The work on that swing plane continued when Volpe was deemed healthy enough to participate in instructs last September and again in January when he was invited down to the Yankees spring complex early, almost two months before Minor League camp was scheduled to open. That, too, ended prematurely upon the cancellation of Spring Training and even more so during the time of self-quarantine, when Volpe and his roommates (and fellow 2019 picks) Ryder Green and Jacob Sanford were limited to what they could accomplish in their room for two weeks -- cards, video games, movies and a healthy amount of naps.
Now home in New Jersey, Volpe is doing his best to take what the Yankees taught him in the Sunshine State and utilize those lessons while hitting into a net and lifting a small rack of weights he keeps in the garage.
"It was definitely nice, just to get home and see family after everything," he said. "It was also weird being home at this time of year. Looking ahead -- God forbid something like this happens again -- I'm never going to be home again this time of year."

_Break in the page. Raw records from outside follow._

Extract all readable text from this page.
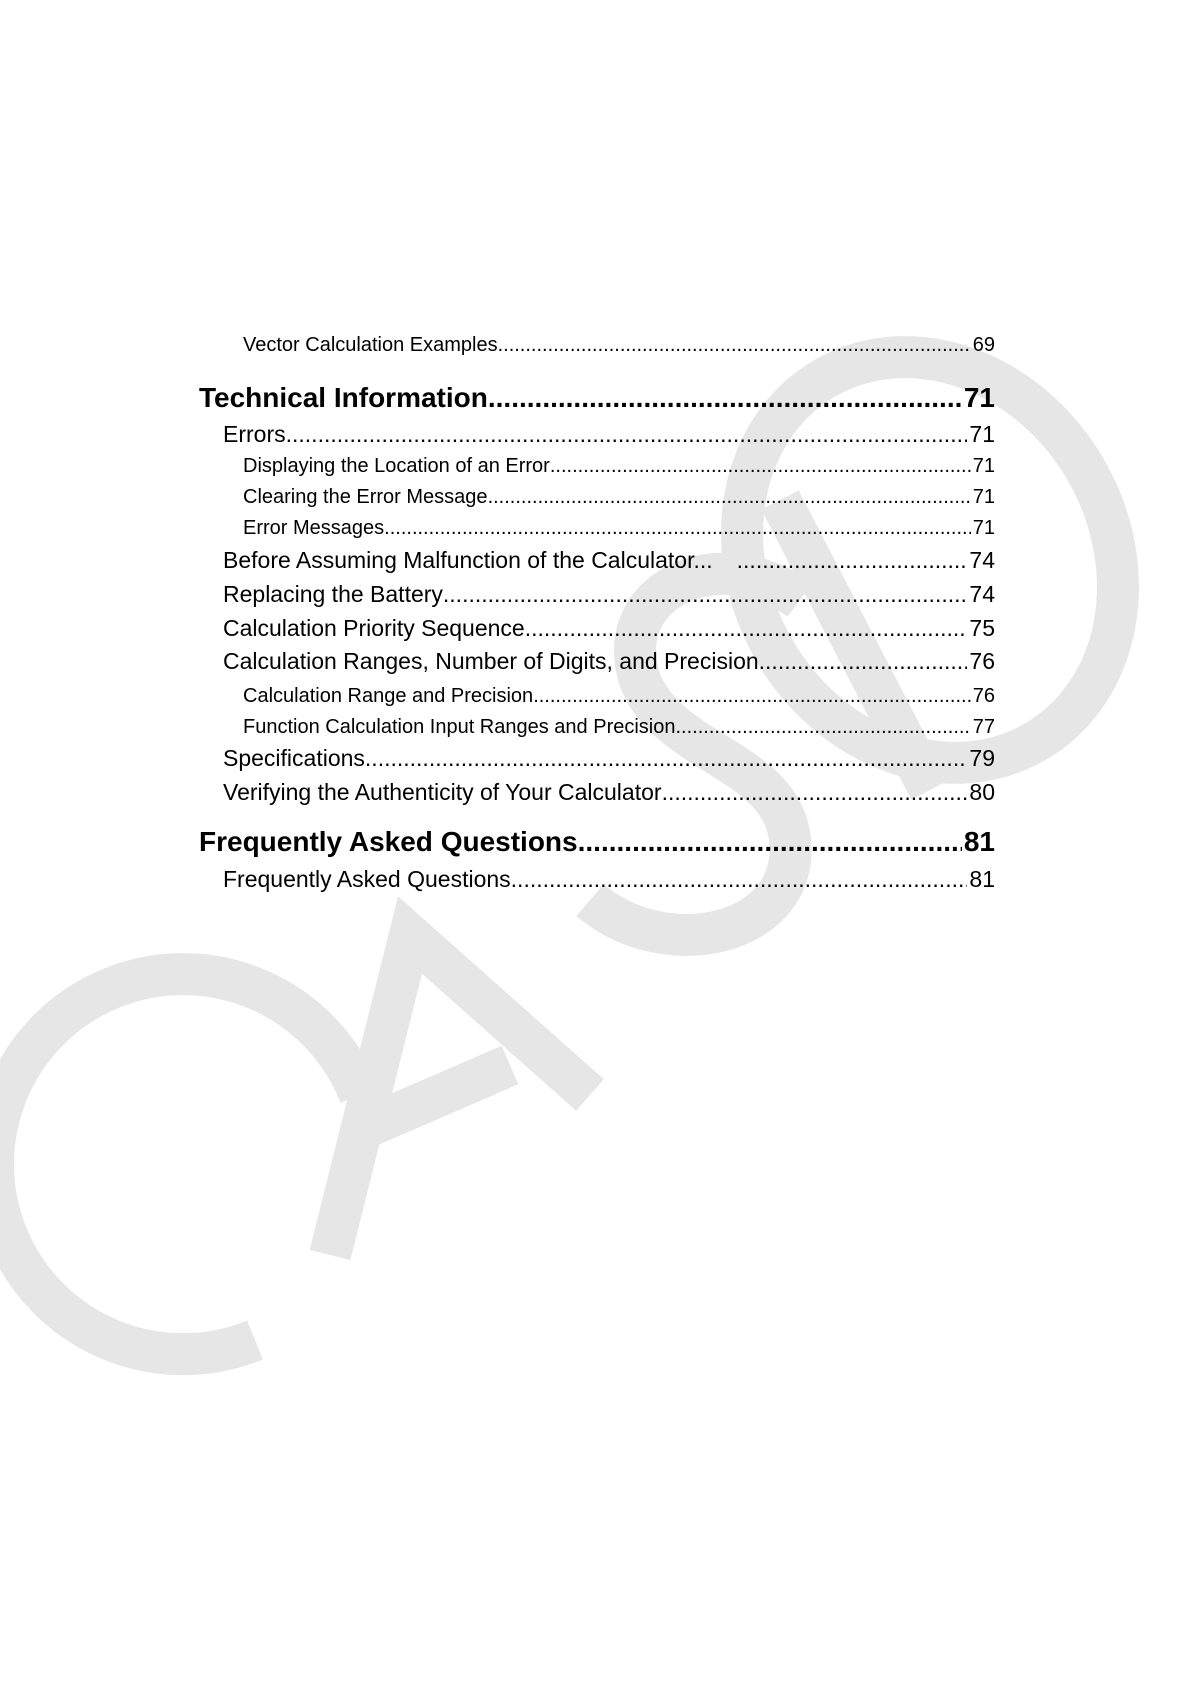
Vector Calculation Examples .....	69
Technical Information .....	71
Errors .....	71
Displaying the Location of an Error .....	71
Clearing the Error Message .....	71
Error Messages .....	71
Before Assuming Malfunction of the Calculator... .....	74
Replacing the Battery .....	74
Calculation Priority Sequence .....	75
Calculation Ranges, Number of Digits, and Precision .....	76
Calculation Range and Precision .....	76
Function Calculation Input Ranges and Precision .....	77
Specifications .....	79
Verifying the Authenticity of Your Calculator .....	80
Frequently Asked Questions .....	81
Frequently Asked Questions .....	81
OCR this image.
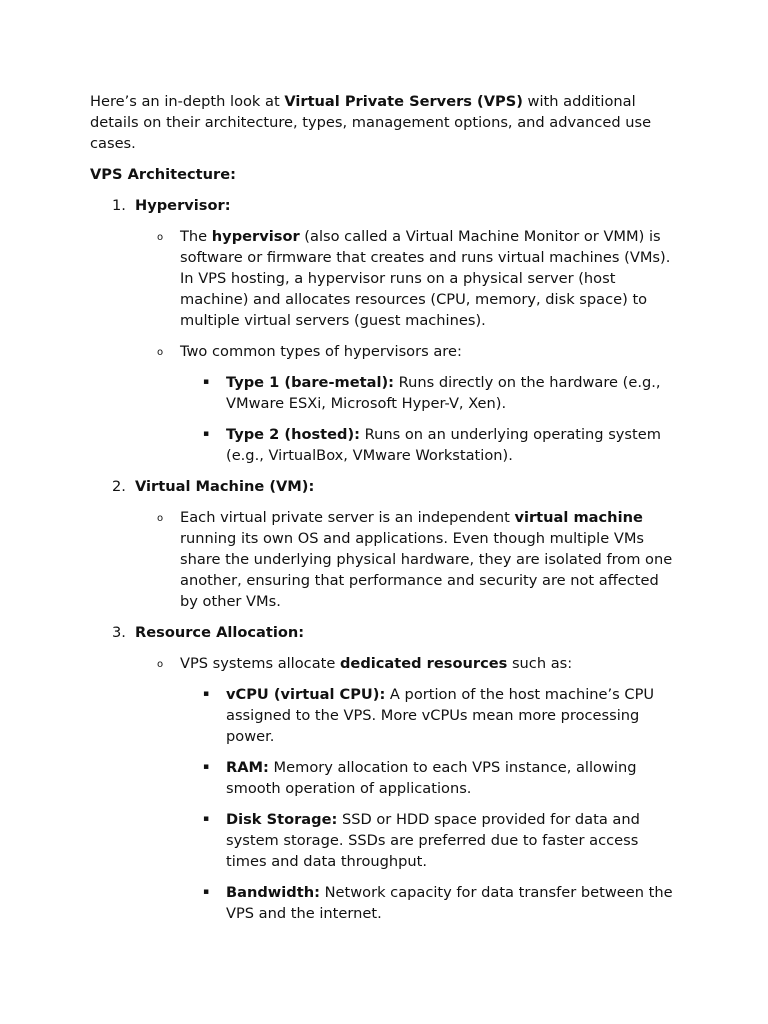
Here’s an in-depth look at Virtual Private Servers (VPS) with additional details on their architecture, types, management options, and advanced use cases.

VPS Architecture:

1. Hypervisor:
o The hypervisor (also called a Virtual Machine Monitor or VMM) is software or firmware that creates and runs virtual machines (VMs). In VPS hosting, a hypervisor runs on a physical server (host machine) and allocates resources (CPU, memory, disk space) to multiple virtual servers (guest machines).
o Two common types of hypervisors are:
▪ Type 1 (bare-metal): Runs directly on the hardware (e.g., VMware ESXi, Microsoft Hyper-V, Xen).
▪ Type 2 (hosted): Runs on an underlying operating system (e.g., VirtualBox, VMware Workstation).
2. Virtual Machine (VM):
o Each virtual private server is an independent virtual machine running its own OS and applications. Even though multiple VMs share the underlying physical hardware, they are isolated from one another, ensuring that performance and security are not affected by other VMs.
3. Resource Allocation:
o VPS systems allocate dedicated resources such as:
▪ vCPU (virtual CPU): A portion of the host machine’s CPU assigned to the VPS. More vCPUs mean more processing power.
▪ RAM: Memory allocation to each VPS instance, allowing smooth operation of applications.
▪ Disk Storage: SSD or HDD space provided for data and system storage. SSDs are preferred due to faster access times and data throughput.
▪ Bandwidth: Network capacity for data transfer between the VPS and the internet.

But even in the friendlier confines of his home state, it hasn't been an easy transition to pick up on the brief momentum he built last July and August, particularly when it comes to his work at the plate.
"If you're doing side toss or something, it's easy to have the perfect swing," Volpe said. "You really put that to the test when you're facing a machine or a live pitcher because that's when you can really tell if your swing is holding true to all your drills. Right now, I'm just hammering out the drills, building muscle memory and watching a lot of video from spring and last season to see what I still need to improve."
Keeping things up on defense -- arguably Volpe's best skill at this point in his career -- is another issue.
"Luckily with defense, you can do a lot of ground balls, but you can also do a ton of drills that our infield coach, Miguel Cairo, taught us that take up literally no space," he said. "You can work on your hands. You can work on your first step. Doing that stuff in the space that you do have, there really is no excuse for not working with all the stuff they've given us. At the end of the day, defense is about the little details that a higher level defender would notice that others might not."
About one month ago, Volpe was honing those skills in Tampa at the Yankees' Minor League complex, about one mile down the road from the Major League side at George M. Steinbrenner Field. Now he's doing similar, but a little more limited, work about 40 miles southwest of Yankee Stadium proper. It may not be the road he, Green, Sanford or any of the other Yankees prospects imagined, but if it's the one that leads them to a lifetime in pinstripes, so be it.
"Kind of like how Aaron Judge, Gary Sánchez, Luis Severino, Tyler Wade, that kind of crew all went through the Minor Leagues together, I think we're all thinking about the same thing," Volpe said. "We're just starting off, but we have the potential to play together for a long time and hopefully making contributions to the Yankees. From that aspect, it's awesome. It's only been one year, but having that bond, going through all the struggles and challenges together, it's awesome for us.
"It's an incredibly unique experience. We definitely got really close, closer than we would have if we were just playing. It became almost a brotherly situation, rather than just being friends, when you're together 24/7 for two weeks. Our relationships grew in those two weeks, and now, we're all looking to take things to the next level together."